JÁ DISSEMOS BASTANTE para mostrar como a doutrina da
evolução não é de modo algum a teoria científica bem
fundamentada que tanto pintam. É verdade que uma boa
soma de fatos já foi trazida à baila em defesa dela; porém
desde o princípio não poucos cientistas e pensadores —
inclusive alguns dos mais destacados expoentes da
evolução — reconhecem a fraqueza do argumento empírico.
Assim é que o próprio Darwin, para começar, tivesse toda a
circunspecção em expor a sua tese. “Darwin jamais afirmou
apresentar prova da evolução ou da origem das espécies”,
admite o artigo da Britannica; “afirmava, sim, que caso haja
ocorrido a evolução se explicaria uma série de fatos caso
contrário inexplicáveis”. E Haeckel, o teórico evolucionista
alemão e renomado popularizador do darwinismo na
Europa, chegou mesmo a escrever (em carta para um amigo
cientista): “Não se pode imaginar nada mais absurdo, nada
mais revelador de total incompreensão da nossa teoria, que
exigir dela um fundamento em evidência experimental”. É
questionável se os empiristas britânicos podiam concordar
com o colega do continente nesse particular; do que não há
dúvida é que de ambos os lados a teoria foi proposta
fundamentalmente em base apriorística e que, sejam quais
tenham sido os principais fatores a motivar e impulsionar o
movimento evolucionista, o empurrãozinho decisivo para o
triunfo lhe foi dado não por qualquer evidência palmar, e
sim por considerações racionais e ideológicas de variadas
ordens. Dampier, por exemplo, evolucionista convicto ele
próprio, admitiu isso ao escrever:
 
Haeckel e outros biólogos materialistas, e seguindo-
lhes a esteira filósofos e teóricos políticos alemães,
uniram-se para criar esse darwinismo que fez adeptos
mais darwinistas que Darwin. [...] Os homens aceitavam
a seleção natural como causa provada e suficiente da
evolução e da origem das espécies. Passou o darwinismo
de uma cautelosa teorização científica a uma filosofia —
quase a uma religião.30
 
Deixando de lado certas implicações interessantes
contidas nessas observações, está claro, em todo caso, que
a teoria da evolução chegou na hora certa, e que as
condições favoráveis à sua recepção haviam sido
preparadas com antecedência por algumas das principais
correntes do pensamento europeu.

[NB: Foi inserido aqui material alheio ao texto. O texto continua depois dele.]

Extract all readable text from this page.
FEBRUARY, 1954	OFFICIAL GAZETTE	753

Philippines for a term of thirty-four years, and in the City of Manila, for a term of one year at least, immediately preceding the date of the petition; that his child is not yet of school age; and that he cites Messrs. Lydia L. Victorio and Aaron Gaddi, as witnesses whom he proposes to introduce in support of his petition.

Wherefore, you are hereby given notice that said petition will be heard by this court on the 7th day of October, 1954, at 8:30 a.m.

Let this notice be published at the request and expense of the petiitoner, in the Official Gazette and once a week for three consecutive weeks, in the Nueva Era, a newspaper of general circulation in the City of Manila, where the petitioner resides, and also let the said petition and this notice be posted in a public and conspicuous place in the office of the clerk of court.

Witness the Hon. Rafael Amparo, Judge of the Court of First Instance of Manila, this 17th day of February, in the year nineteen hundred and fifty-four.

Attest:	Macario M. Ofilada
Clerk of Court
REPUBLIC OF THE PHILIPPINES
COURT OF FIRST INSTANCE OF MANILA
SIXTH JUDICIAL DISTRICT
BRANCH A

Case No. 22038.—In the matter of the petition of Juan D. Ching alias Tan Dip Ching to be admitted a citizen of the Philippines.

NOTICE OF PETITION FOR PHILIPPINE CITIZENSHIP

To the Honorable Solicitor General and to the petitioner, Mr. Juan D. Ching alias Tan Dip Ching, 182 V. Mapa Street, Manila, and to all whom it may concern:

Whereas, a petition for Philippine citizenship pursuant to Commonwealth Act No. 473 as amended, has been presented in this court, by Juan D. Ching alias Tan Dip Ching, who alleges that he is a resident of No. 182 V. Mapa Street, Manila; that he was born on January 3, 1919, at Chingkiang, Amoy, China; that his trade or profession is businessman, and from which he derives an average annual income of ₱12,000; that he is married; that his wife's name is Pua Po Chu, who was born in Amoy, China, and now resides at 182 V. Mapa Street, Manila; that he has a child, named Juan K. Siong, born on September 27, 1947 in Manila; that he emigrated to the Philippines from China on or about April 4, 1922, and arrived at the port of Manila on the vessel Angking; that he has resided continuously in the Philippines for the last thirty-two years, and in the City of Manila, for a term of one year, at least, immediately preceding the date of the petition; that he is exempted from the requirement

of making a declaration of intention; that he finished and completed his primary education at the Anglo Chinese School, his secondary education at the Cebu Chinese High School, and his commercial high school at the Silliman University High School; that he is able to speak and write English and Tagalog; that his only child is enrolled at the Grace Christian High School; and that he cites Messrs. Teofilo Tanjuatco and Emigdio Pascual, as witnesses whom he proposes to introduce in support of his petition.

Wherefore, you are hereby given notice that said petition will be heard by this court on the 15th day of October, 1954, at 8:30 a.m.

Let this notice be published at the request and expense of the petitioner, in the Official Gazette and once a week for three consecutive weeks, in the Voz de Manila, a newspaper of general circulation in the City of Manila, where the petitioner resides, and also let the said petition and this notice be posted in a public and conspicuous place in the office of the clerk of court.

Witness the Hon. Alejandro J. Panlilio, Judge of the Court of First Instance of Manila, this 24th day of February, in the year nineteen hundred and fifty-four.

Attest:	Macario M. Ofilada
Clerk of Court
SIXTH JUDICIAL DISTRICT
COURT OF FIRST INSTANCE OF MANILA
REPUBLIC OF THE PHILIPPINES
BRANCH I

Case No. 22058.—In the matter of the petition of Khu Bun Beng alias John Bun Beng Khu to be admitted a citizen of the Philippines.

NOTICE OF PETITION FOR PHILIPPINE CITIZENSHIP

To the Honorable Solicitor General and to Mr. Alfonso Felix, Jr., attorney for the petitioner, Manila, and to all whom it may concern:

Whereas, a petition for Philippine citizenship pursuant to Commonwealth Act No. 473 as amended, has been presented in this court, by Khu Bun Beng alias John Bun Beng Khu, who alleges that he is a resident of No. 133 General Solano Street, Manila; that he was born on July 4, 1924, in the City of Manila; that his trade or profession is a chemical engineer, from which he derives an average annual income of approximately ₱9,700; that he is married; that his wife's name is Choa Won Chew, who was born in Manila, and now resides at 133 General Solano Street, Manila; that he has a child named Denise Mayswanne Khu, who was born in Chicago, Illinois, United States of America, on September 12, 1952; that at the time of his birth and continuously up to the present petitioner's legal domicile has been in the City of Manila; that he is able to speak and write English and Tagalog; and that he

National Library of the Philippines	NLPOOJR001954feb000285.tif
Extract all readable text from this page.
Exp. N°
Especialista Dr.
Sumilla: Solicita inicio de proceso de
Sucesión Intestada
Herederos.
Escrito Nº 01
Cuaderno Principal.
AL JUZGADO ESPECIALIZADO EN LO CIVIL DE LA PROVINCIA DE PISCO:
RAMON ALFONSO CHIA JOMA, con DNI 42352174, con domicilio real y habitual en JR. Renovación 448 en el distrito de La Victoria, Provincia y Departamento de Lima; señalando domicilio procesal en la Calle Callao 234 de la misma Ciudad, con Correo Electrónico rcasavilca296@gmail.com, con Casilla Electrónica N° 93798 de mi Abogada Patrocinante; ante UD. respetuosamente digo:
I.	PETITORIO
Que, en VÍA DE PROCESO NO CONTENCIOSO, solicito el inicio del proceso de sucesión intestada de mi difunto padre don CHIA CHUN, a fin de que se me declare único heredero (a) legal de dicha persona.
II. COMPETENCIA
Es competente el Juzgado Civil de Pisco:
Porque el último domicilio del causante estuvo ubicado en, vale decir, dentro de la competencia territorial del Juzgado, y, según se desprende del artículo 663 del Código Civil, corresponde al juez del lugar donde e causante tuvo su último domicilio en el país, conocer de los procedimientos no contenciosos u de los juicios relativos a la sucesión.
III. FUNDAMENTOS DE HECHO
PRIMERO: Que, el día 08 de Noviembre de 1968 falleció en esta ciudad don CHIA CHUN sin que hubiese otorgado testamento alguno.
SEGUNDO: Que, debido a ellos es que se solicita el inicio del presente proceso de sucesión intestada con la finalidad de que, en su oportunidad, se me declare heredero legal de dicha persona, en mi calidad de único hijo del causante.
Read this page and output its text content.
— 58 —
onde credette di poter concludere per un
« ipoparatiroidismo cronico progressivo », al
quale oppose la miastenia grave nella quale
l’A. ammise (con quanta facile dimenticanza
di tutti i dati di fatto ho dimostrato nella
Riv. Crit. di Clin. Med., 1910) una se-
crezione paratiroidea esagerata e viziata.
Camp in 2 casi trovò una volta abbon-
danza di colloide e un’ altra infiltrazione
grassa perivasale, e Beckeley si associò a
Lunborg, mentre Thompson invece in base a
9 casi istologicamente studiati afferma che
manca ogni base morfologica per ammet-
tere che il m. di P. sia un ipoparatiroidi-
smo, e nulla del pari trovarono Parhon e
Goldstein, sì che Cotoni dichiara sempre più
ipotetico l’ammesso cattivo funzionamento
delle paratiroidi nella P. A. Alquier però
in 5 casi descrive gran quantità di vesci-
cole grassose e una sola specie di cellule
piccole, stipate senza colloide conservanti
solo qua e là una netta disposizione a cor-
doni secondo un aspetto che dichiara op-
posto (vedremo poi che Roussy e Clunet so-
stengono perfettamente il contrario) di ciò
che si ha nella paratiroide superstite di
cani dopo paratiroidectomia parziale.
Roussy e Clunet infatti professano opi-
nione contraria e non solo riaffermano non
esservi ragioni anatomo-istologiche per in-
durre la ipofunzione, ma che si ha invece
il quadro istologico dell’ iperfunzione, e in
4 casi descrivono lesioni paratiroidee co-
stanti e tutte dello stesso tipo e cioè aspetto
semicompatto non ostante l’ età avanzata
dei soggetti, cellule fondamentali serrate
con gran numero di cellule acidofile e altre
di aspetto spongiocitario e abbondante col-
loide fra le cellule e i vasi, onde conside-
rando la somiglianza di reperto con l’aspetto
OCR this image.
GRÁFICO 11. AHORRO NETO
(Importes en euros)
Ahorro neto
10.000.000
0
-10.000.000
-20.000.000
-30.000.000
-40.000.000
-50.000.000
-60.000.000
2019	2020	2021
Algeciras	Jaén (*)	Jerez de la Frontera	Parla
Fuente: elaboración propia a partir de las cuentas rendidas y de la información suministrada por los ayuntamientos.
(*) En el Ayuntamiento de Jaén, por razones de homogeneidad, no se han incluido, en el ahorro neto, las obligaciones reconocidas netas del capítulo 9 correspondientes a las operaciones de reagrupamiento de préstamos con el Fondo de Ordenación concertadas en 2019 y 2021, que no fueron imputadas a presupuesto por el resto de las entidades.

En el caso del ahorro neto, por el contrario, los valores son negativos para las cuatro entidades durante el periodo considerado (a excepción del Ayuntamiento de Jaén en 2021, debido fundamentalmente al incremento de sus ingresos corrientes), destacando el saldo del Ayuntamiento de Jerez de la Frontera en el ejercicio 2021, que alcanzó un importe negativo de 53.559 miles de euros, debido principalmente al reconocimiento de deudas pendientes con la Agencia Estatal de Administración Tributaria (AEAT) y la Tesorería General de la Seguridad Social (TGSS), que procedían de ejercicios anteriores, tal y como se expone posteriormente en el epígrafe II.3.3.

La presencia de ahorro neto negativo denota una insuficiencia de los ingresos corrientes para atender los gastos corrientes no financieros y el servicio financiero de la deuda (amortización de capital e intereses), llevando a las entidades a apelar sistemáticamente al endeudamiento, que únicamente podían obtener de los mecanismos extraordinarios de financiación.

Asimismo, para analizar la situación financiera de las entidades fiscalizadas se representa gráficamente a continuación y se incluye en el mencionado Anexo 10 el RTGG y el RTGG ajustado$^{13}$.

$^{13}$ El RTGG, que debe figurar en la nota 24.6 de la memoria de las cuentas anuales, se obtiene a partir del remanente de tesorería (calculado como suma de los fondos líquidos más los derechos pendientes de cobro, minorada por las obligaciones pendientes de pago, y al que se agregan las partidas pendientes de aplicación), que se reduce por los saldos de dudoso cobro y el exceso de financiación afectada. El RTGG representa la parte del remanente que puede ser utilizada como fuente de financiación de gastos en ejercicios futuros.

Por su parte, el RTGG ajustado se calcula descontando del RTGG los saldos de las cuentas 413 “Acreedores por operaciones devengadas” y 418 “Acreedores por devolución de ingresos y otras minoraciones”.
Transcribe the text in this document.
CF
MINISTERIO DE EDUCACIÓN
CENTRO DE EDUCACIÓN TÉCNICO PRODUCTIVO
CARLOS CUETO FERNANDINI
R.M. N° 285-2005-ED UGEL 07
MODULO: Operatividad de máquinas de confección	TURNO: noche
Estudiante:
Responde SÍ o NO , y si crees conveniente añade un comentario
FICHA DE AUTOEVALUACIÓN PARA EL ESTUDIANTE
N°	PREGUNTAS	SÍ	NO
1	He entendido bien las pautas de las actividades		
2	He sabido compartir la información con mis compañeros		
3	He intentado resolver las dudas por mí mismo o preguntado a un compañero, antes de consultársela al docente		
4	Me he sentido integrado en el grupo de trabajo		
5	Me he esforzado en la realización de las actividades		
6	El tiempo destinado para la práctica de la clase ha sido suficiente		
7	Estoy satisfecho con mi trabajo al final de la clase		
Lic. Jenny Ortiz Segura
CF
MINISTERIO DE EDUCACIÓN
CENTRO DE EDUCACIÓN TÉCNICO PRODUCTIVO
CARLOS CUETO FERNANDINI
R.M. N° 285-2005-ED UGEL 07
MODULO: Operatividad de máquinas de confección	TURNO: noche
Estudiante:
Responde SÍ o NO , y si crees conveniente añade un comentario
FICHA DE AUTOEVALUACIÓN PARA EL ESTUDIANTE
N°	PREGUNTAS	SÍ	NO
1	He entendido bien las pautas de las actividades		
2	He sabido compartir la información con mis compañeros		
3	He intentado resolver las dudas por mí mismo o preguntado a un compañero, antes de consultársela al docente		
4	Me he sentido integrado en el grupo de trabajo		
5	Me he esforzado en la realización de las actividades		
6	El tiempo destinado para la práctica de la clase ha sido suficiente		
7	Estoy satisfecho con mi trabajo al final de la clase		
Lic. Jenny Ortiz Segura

Como nota Hossein
Nasr, outro historiador da ciência:
 
É mesmo raríssimo uma teoria vinculada a uma
ciência particular obter tão ampla aceitação, talvez
porque o próprio evolucionismo, ao invés de ser uma
teoria científica que veio a popularizar-se, começou como
uma tendência geral para depois adentrar o domínio da
biologia. Não por outro motivo teve pronta aceitação
mais como dogma do que como hipótese científica útil.31
 
Por certo, o caráter dogmático ou apriorístico da doutrina
ainda não é reconhecido pelo vulgo, e até mesmo nos
círculos científicos continua generalizada a crença de que a
evolução já foi empiricamente verificada além de qualquer
dúvida razoável. E no entanto, por incrível que pareça, não
raro se admite o contrário. Assim fez, por exemplo, um
biólogo francês de prol (depois de informar que “jamais
presenciamos, por mais ínfimo que seja, um só autêntico
fenômeno evolutivo”):
 
Estou firmemente convicto — pois não vejo meio de
pensar diferente — de que os mamíferos vêm dos
lagartos e os lagartos dos peixes; só que, quando eu faço
tal declaração, tento não fechar os olhos à indigesta
enormidade dela, e sou mais por deixar indefinida a
origem dessas metamorfoses escandalosas do que por
adicionar à improbabilidade delas a de uma interpretação
estapafúrdia.32
 
O que o cientista nos diz aí, por outras palavras, é que,
mesmo com a “indigesta enormidade” da afirmação
transformista e o fato de que “jamais presenciamos, por
mais ínfimo que seja, um só autêntico fenômeno evolutivo”,
ele aceita a doutrina em base apriorística (“pois não vejo
meio de pensar diferente”).
A posição semioficial, em contrapartida, omite toda
referência a uma indigesta enormidade, e sustenta apenas
que a doutrina teve êxito em explicar de maneira
plenamente satisfatória uma série de fenômenos “caso
contrário inexplicáveis”. Mas, para além da intrínseca
dificuldade de determinar ao certo quando um dado
fenômeno é “caso contrário inexplicável” — assunto em que
já tocamos —, essa asserção fraqueja ainda em outro ponto.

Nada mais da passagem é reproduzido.